Что добрая половина нашей морали включает в себя обязанности, повелительный характер которых в конечном счете объясняется давлением общества на индивида, с этим согласятся без особых колебаний, потому что эти обязанности выполняются повседневно, потому что они имеют четкую и точную формулировку, и нам легко в этом случае, улавливая целиком их видимую часть и продвигаясь к их корням, обнаружить социальное требование, из которого они произошли. Но что остальная часть морали выражает определенное эмоциональное состояние, что здесь уже не давление, а притяжение, с этим многие согласятся с трудом. Причина этого заключается в том, что здесь мы чаще всего не можем найти в глубине себя первоначальную эмоцию. Имеются формулы, которые являются ее остатком и расположились в том, что можно было бы назвать социальным сознанием, по мере того как утверждалась внутренне присущая этой эмоции новая концепция жизни или, точнее, определенная позиция по отношению к ней. Именно потому, что мы оказываемся перед пеплом погасшей эмоции, а движущая сила этой эмоции исходила от заключавшегося в ней огня, оставшиеся формулы были бы обычно неспособны потрясти нашу волю, если бы более древние формулы, выражающие фундаментальные требования социальной жизни, не сообщали им путем заражения нечто от их обязательного характера.

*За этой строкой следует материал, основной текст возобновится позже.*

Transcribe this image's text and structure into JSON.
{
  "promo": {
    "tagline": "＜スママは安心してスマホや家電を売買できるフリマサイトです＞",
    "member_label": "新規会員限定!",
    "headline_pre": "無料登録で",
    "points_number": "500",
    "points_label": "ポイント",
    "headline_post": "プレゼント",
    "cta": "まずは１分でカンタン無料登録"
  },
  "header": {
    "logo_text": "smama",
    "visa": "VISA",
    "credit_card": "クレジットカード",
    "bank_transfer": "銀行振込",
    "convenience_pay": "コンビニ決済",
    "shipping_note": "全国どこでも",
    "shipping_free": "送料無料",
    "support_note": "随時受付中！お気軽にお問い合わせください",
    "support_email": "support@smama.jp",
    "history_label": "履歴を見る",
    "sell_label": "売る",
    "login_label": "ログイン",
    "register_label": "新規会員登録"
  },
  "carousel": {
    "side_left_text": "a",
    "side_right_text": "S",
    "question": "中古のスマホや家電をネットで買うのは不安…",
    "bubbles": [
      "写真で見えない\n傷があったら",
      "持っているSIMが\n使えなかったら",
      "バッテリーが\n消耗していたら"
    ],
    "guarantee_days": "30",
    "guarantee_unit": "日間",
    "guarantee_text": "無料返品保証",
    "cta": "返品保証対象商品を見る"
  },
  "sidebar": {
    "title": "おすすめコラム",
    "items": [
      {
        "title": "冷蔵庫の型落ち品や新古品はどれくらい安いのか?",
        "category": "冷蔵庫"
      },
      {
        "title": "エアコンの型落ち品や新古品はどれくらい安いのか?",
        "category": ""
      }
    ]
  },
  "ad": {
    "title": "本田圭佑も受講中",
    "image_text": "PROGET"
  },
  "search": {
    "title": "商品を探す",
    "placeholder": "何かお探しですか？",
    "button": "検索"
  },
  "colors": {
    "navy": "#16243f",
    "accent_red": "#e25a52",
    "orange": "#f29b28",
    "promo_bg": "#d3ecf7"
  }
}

Эти две рядоположенные морали теперь уже кажутся одной, поскольку первая предоставила второй немного своей повелительности, а в обмен получила от нее значение, менее узкосоциальное и более широкое, общечеловеческое. Но стряхнем пепел: мы увидим еще горячие остатки, и в конце концов вспыхнет искра, огонь может вновь разгореться, а если он разгорится, то постепенно распространится повсюду. Я хочу сказать, что правила этой второй морали не действуют изолированно, как правила первой; как только одно из них, перестав быть абстрактным, наполняется значением и обретает силу для действия, другие стремятся к тому же; в конце концов все они соединяются в пылкой эмоции, некогда оставившей их позади себя, и в испытавших ее людях, которые вновь стали живыми. Среди них основатели и реформаторы религий, мистики и святые, безвестные герои нравственной жизни, встреченные нами на жизненном пути и равные в наших глазах величайшим из людей; увлеченные их примером, мы присоединяемся к ним, как к армии завоевателей. Это и в самом деле завоеватели; они сломали сопротивление природы и возвысили человечество для новых судеб. Таким образом, когда мы рассеиваем кажимость, чтобы коснуться реальности, когда мы отвлекаемся от единой формы, которую благодаря взаимообменам обе морали приняли в понятийном мышлении и языке, мы находим на двух крайних точках этой единой морали давление и стремление: первое тем совершеннее, чем оно безличнее, чем оно ближе к естественным силам, называемым привычкой и даже инстинктом; второе тем мощнее, чем более явно оно вызывается в нас личностями, чем лучше в наших глазах оно одерживает верх над природой. Правда, если спуститься к истокам самой природы, то мы, возможно, заметим, что это одна и та же сила, которая, будучи замкнута на самой себе, проявляется прямо в уже сложившемся человеческом роде, а затем воздействует косвенно, через посредство исключительных индивидуальностей, чтобы двинуть человечество вперед.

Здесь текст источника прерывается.